È per questo dunque che esiste la sua Fondazione, aperta con la moglie Elvia nel 2011. Dopo aver ricevuto la Medaglia Nazionale per la Tecnologia e l'innovazione dal presidente Obama («ho il passaporto americano, ma si sorprendevano che un italiano fosse lì») e per si legge sul sito sostenere «vari programmi presso le università e gli istituti per far progredire la comprensione della coscienza attraverso la ricerca teorica e sperimentale». Qui lo scienziato rimette i suoi panni, e racconta perché la fisica quantistica sia la soluzione del Grande Mistero: «Quella classica può rappresentare solo la realtà, è l'interruttore acceso/spento che governa le macchine. La fisica quantistica rappresenta un impulso dentro un atomo, non si preoccupa di spazio e tempo, ma calcola la probabilità. È qualcosa di più grande, rappresenta noi, quello che siamo e che sentiamo dentro. Non è un caso che la nostra coscienza produca sensazioni che non sappiamo spiegare. Quando diciamo ti voglio bene esprimiamo un concetto che è solo una semplificazione di uno stato molto più grande e unico.
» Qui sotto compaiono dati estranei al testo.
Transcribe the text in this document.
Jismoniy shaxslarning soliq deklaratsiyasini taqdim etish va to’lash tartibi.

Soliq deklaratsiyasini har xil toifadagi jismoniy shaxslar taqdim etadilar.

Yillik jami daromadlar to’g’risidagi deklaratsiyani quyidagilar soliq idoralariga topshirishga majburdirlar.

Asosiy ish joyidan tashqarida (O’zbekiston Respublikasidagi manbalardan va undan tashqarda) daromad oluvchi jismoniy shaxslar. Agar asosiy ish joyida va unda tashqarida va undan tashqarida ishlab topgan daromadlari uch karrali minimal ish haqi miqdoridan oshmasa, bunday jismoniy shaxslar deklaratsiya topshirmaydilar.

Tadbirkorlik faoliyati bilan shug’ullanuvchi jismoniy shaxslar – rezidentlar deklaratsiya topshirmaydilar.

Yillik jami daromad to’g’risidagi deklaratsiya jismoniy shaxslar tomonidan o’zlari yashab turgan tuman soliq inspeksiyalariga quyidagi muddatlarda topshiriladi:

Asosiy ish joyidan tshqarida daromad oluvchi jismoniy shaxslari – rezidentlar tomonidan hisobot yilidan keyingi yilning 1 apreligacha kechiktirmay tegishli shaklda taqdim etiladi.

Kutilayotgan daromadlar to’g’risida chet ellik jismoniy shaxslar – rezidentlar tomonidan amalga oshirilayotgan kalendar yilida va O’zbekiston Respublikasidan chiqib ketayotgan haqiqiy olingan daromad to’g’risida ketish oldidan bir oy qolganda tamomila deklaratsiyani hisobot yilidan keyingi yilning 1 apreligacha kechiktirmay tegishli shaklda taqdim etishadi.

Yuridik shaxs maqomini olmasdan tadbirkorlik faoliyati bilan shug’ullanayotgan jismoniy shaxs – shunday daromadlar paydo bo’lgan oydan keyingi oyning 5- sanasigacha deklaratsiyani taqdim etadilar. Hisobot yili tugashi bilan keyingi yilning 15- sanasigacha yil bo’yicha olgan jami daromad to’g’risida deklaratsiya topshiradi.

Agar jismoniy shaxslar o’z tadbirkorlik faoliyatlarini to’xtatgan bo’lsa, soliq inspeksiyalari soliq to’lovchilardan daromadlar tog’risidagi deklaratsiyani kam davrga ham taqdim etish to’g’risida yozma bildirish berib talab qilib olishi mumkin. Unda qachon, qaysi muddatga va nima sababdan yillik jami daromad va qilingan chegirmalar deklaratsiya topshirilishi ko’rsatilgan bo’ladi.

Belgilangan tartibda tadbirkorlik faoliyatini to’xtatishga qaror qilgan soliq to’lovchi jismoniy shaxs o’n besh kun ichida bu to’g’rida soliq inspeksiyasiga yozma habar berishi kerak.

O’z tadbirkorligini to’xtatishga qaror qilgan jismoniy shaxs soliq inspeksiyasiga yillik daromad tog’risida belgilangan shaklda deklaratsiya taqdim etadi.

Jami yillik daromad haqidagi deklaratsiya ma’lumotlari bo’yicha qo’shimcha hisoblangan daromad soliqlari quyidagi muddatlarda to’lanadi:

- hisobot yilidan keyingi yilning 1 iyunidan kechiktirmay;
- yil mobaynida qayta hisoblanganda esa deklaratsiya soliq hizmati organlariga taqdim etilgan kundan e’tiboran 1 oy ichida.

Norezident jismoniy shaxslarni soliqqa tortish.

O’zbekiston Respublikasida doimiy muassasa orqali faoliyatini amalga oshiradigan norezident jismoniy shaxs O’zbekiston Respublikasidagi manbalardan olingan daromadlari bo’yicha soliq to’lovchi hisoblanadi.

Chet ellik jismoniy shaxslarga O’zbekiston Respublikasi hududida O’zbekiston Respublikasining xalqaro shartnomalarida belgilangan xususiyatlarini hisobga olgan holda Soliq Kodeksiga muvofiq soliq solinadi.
Unici, ecco quello che siamo, all'interno di un Uno. E siamo immortali, solo il nostro corpo non lo è. Non arrendiamoci all'idea che le macchine ci soppianteranno: per fare una semplice operazione il nostro cervello consuma 20 Watt di energia, un computer per fare la stessa cosa ne dovrebbe usare 20mila. Ecco: la combinazione tra fisica quantistica e classica ci darà la soluzione, un giorno».

È tutto scritto in un libro in cui ha raccontato la sua vita (Silicio, Mondadori editore), ma sentirglielo raccontare crea un atmosfera quasi mistica. Siamo in fondo in un vecchio monastero diventato scuola, e gli studenti di oggi non credono più a una realtà definita da spazi limitati. «L'assoluto silenzio dei ragazzi è la prova che il suo concetto che il percorso testa-pancia-cuore sia quello giusto, che la coscienza fa la differenza» dice soddisfatta la dirigente Silvana Fossati, mentre Faggin risponde a domande di chi, forse, la soluzione un giorno potrebbe trovarla: «La nostra vita è una scuola, noi siamo qui per imparare. Se uno volesse imparare come atterrare sulla Luna dovrebbe utilizzare un simulatore. L'unico modo di farlo per noi è creare una realtà come questa, nella quale non sappiamo chi siamo. Dobbiamo venire qui, fare un po' di casino, e tornare da dove siamo venuti. Con la conoscenza». Sarà la fine di tutto, perché il Tutto - in fondo - non è poi un concetto così difficile: «Avete presente il Conosci te stesso di Socrate? Ecco: quell'energia di cui parlo è amore, quello che succede nella nostra realtà anche ai giorni nostri non è altro che un modo di mettere alla prova la coscienza verso quell'energia. L'infinito non esiste, va oltre.

Noi stiamo conoscendo noi stessi perché il Tutto vuole conoscere se stesso. A noi resta solo da spiegare come».

Per questo una macchina non ci riuscirà, dice lui. E qualunque cosa si pensi dopo aver letto questo articolo, è in fondo una buona notizia.